In den vergangenen 60 Jahren haben einschneidende Veränderungen die Welt und damit auch die Modeindustrie bewegt. Auch Lingerie, die heute aus der Garderobe einer Frau nicht mehr wegzudenken ist, hat ihre eigene Revolution erlebt. Obwohl Mode und Wäsche untrennbar miteinander verbunden zu sein scheinen, ist diese Verflechtung doch nur ein weiteres Merkmal einer langen und manchmal distanzierten Beziehung.

Die Pariser Fachmesse Salon International de la Lingerie hat es sich daher zur Aufgabe gemacht, den dynamischen Unterwäschemarkt zu repräsentieren und sich ausschließlich dieser Kategorie zu widmen. In den 60 Jahren ihres Bestehens hat sie sich stetig weiterentwickelt: Die jüngste Messe, die vom 20. bis 22. Januar stattfand, präsentierte neue Sparten, eine erweiterte Auswahl und ein breiteres Angebot, das die heutige Zeit widerspiegeln sollte.

60 Jahre Lingerie

Das Jubiläumsjahr der Messe bot Gelegenheit, auf entscheidende Momente zurückzublicken. Die vergangenen Jahrzehnte wurden mit einer Dessous-Show gefeiert, bei der berühmte Models eine Vielzahl von Looks präsentierten, die die Branche entscheidend geprägt haben. Ein Vortrag von Führungskräften der französischen Wäschekonzerne Chantelle und Simone Pérèle diskutierte die sozialen Bewegungen, die den Wandel des Marktes beeinflusst haben.

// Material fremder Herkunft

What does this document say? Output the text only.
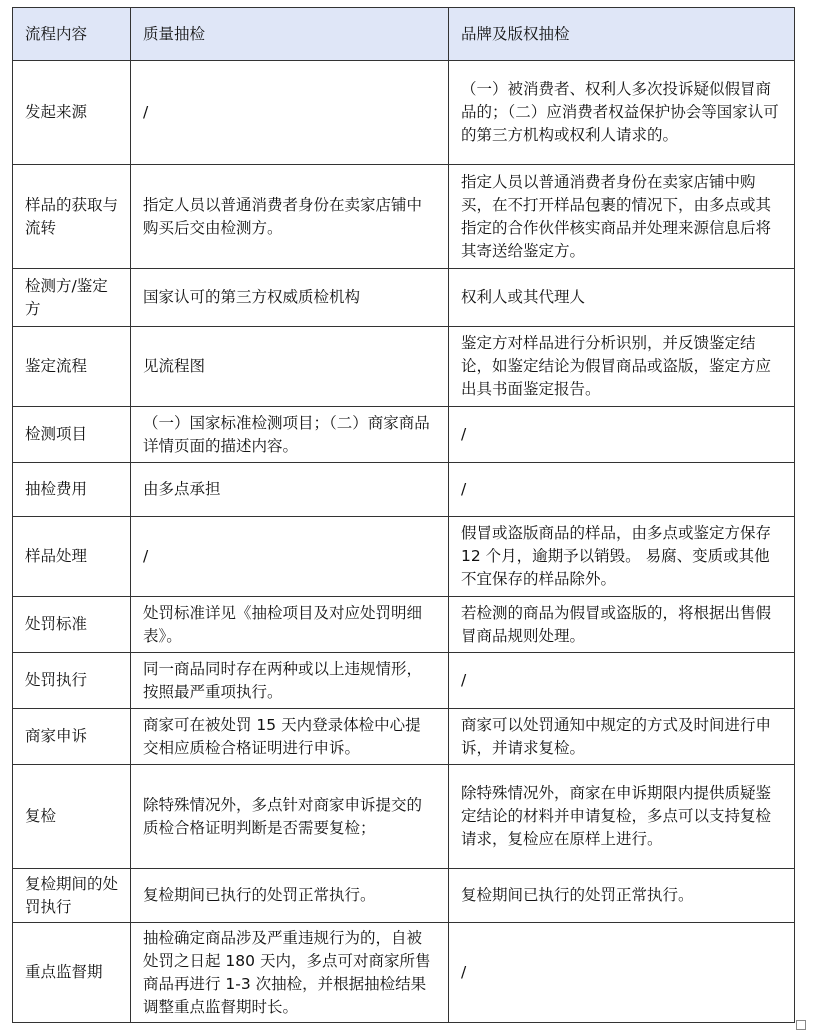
流程内容	质量抽检	品牌及版权抽检
发起来源	/	（一）被消费者、权利人多次投诉疑似假冒商品的；（二）应消费者权益保护协会等国家认可的第三方机构或权利人请求的。
样品的获取与流转	指定人员以普通消费者身份在卖家店铺中购买后交由检测方。	指定人员以普通消费者身份在卖家店铺中购买，在不打开样品包裹的情况下，由多点或其指定的合作伙伴核实商品并处理来源信息后将其寄送给鉴定方。
检测方/鉴定方	国家认可的第三方权威质检机构	权利人或其代理人
鉴定流程	见流程图	鉴定方对样品进行分析识别，并反馈鉴定结论，如鉴定结论为假冒商品或盗版，鉴定方应出具书面鉴定报告。
检测项目	（一）国家标准检测项目；（二）商家商品详情页面的描述内容。	/
抽检费用	由多点承担	/
样品处理	/	假冒或盗版商品的样品，由多点或鉴定方保存 12 个月，逾期予以销毁。 易腐、变质或其他不宜保存的样品除外。
处罚标准	处罚标准详见《抽检项目及对应处罚明细表》。	若检测的商品为假冒或盗版的，将根据出售假冒商品规则处理。
处罚执行	同一商品同时存在两种或以上违规情形，按照最严重项执行。	/
商家申诉	商家可在被处罚 15 天内登录体检中心提交相应质检合格证明进行申诉。	商家可以处罚通知中规定的方式及时间进行申诉，并请求复检。
复检	除特殊情况外，多点针对商家申诉提交的质检合格证明判断是否需要复检；	除特殊情况外，商家在申诉期限内提供质疑鉴定结论的材料并申请复检，多点可以支持复检请求，复检应在原样上进行。
复检期间的处罚执行	复检期间已执行的处罚正常执行。	复检期间已执行的处罚正常执行。
重点监督期	抽检确定商品涉及严重违规行为的，自被处罚之日起 180 天内，多点可对商家所售商品再进行 1-3 次抽检，并根据抽检结果调整重点监督期时长。	/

Die Januar-Ausgabe der Salon International de la Lingerie in Paris. Bild: WSN

In den letzten Jahren haben gesellschaftliche Diskussionen die Bedeutung von Unterwäsche neu definiert. „All die Jahre zielte Lingerie hauptsächlich auf den männlichen Blick ab“, sagte Direktor Matthieu Pinet, der während der feministischen #MeToo-Bewegung zur Organisation stieß, im Gespräch mit FashionUnited. „Jetzt tragen Frauen Dessous für sich selbst. Wäsche wird Teil der Silhouette. Nicht alle haben sich auf diese neue Welt eingelassen, aber die meisten Marken haben es verstanden.“

Ein weiterer Wendepunkt für die Messe war die letztjährige Übernahme durch den französischen Organisator WSN Développement, der Modemessen wie Who's Next, Impact und Bijorhca betreibt. Zuvor leitete Pinet den ‘Exposed’-Bereich der Salon International de la Lingerie, der sich ausschließlich Marken widmete, die Lingerie als Modeaccessoire betrachten. Als er die Position des Direktors übernahm, stellte er jedoch fest, dass dieser Trend nahezu die gesamte Messe beeinflusste und nicht nur bei jungen Marken, sondern auch bei den etablierten Namen zu finden war. „Für mich ist es eher ein Neustart, der Beginn einer neuen Geschichte. Eine Geschichte, in der Lingerie Mode ist“, so Pinet über die Neuheiten der diesjährigen Januar-Ausgabe.

Wellness im Mittelpunkt der Nachfrage

Im Mittelpunkt dieses Wandels stehen die Anforderungen der sich ständig verändernden Verbraucher:innen. Pinet hat daher bewusst darauf geachtet, die Messe ständig an das aktuelle Umfeld anzupassen. Die Idee eines integrierten Wellnessbereichs war das Ergebnis. „Die Aufgabe einer Messe ist es, Dinge vorwegzunehmen, und Wellness ist eine Möglichkeit, die Wäschebranche noch weiter zu öffnen“, sagte Pinet. „Wir haben derzeit zwölf Marken, ich könnte mir aber auch 40 vorstellen. Das ist eine Chance für uns, zu wachsen, sowie für Betriebe, die eine größere Produktauswahl anbieten. Ich behaupte nicht, dass morgen alle Wellnessprodukte in jedem Geschäft zu finden sein werden, aber ich kann garantieren, dass bestimmte Artikel in fünf Jahren überall angeboten werden.“

Der Wellness-Bereich der Salon International de la Lingerie. Bild: WSN

Zu den Repräsentant:innen der Wellness-Kategorie gehörte Gisele, eine internationale Beratungsfirma, die eine Reihe von an der SIL beteiligten Marken betreut, darunter das US-amerikanische Gleitmittel-Label Überlube und der britische Sexspielzeughersteller Love Not War. Nachdem Überlube zuvor auf medizinischen Fachmessen vertreten war, bedeutete die SIL ein neues Unterfangen. Da das Verständnis von Gesundheit und Wellness zunimmt, stellten die Vertreter:innen fest, dass sie auf ähnliche Klientel trafen, nur in einem anderen Umfeld.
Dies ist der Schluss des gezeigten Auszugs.